Pearl is a teenager desperately trying to come of age in the midst of her own chaotic world. She lives with her father and two fellow squatters in an abandoned shack within a land development space. Their southern ways of life are harsh, impoverished, and wild, but they are a tight-knit unit brought together by the hardships of life. Pearl meets the son of one of the masters of the universe in the spread of mansions nearby. Main Boy, as she calls him, offers her shelter and intimacy, but his pack of wannabe-Lost Boy rich friends see her as an easy butt of their jokes. She is the toughest of teenage girls, and she refuses to let her heart get bruised when Main Boy tosses it around carelessly. The primitive life she leads and the emotional maturity she's curated propel her above the mucky waters of circumstance.

This is a coming-of-age story like no other. Jon Pineda's darkly southern narrative is hopeful, but not optimistic. It is charming, but dingy. It is lovely, but heartbreaking. Pearl is innocent, but has a skin made of steel. Her family is fractured, but it is enough.

Her first encounter with love is shattering, but Pearl refuses to be shattered. The class difference between her and Main Boy is an enormous chasm; ultimately, their young love is doomed, subject to the cruelty of socioeconomic contrast, and when it implodes, it pulls our heartstrings into the blast.

Pineda's voice is incredible. I have a habit of stumbling upon novels written by poets, so I shouldn't have been surprised when I discovered that Pineda fits that bill exactly. His prose is poetry with momentum. His writing gives me the image of lace doilies tinged with the grime, dirt, and blood of Pearl's unyielding way of life. At the same time that he has built a world without luxury, his protagonist is a young girl who is capable of fierce adaptation. The beautiful language is tactfully used to narrate Pearl's thoughts in a world without material beauty. In the same page of describing how she hits a fish or sets hunting traps, he swiftly delivers the most concisely graceful thoughts. I'm in love with Pineda's writing. Many of the phrases threaded throughout the story would be in my Quote Hall if Fame, ifI had one (I should really make one).

Pineda's dreamy prose is jumpy, and slightly erratic at times. We follow Pearl's stream of consciousness, and she is a girl who likes to ponder. Ever so occasionally, I had to remind myself of plot points that ran away with the currents of his vivid voice, just to keep myself on the right path of the story.

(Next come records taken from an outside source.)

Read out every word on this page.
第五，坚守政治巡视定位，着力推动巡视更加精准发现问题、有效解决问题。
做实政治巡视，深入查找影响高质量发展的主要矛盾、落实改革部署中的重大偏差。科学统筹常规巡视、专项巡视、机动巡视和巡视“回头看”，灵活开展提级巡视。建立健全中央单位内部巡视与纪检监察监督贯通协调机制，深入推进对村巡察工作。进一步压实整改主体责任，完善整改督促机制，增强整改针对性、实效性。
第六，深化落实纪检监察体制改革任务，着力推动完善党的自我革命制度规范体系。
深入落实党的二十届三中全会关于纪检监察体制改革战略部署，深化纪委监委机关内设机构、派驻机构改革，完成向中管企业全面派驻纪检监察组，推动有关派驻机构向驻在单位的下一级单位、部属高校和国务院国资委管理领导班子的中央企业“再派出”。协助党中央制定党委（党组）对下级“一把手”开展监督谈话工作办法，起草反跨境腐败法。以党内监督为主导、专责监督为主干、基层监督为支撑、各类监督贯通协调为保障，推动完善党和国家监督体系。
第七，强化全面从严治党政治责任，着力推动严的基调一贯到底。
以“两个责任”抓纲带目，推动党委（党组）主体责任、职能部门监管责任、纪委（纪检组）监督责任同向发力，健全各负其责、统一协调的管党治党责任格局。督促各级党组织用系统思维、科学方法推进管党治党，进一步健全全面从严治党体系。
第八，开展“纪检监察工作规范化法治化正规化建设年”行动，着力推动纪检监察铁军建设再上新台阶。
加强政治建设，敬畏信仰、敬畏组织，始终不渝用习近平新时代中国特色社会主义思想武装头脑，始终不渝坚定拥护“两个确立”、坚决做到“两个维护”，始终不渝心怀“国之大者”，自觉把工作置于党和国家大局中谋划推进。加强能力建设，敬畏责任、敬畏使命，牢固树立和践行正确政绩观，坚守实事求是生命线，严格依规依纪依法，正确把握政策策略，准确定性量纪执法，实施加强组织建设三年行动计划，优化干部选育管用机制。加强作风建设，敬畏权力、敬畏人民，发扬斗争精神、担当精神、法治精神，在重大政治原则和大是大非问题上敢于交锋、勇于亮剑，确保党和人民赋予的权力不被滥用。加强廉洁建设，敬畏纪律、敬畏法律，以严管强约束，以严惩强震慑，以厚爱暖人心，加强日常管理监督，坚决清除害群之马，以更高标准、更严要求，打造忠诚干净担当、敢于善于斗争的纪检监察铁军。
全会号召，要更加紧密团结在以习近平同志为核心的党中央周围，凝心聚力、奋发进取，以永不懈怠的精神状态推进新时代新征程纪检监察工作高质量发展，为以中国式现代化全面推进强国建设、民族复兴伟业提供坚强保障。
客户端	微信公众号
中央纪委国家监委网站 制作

Let's No One Get Hurt is heart-wrenching, but Pearl's cynical, carefree attitude desperately tries to remind us that nothing is that bad, that it's all just life. She doesn't dwell, even when she is preyed upon by forces that no young girl should have to fight off. She has lived a hard life, but she does not pat herself on the back for her trouble. Pearl is one of my favorite modern female protagonists, and her story has captured my whole heart.

Thank you so much to FSG for providing me with a copy in exchange for an honest review.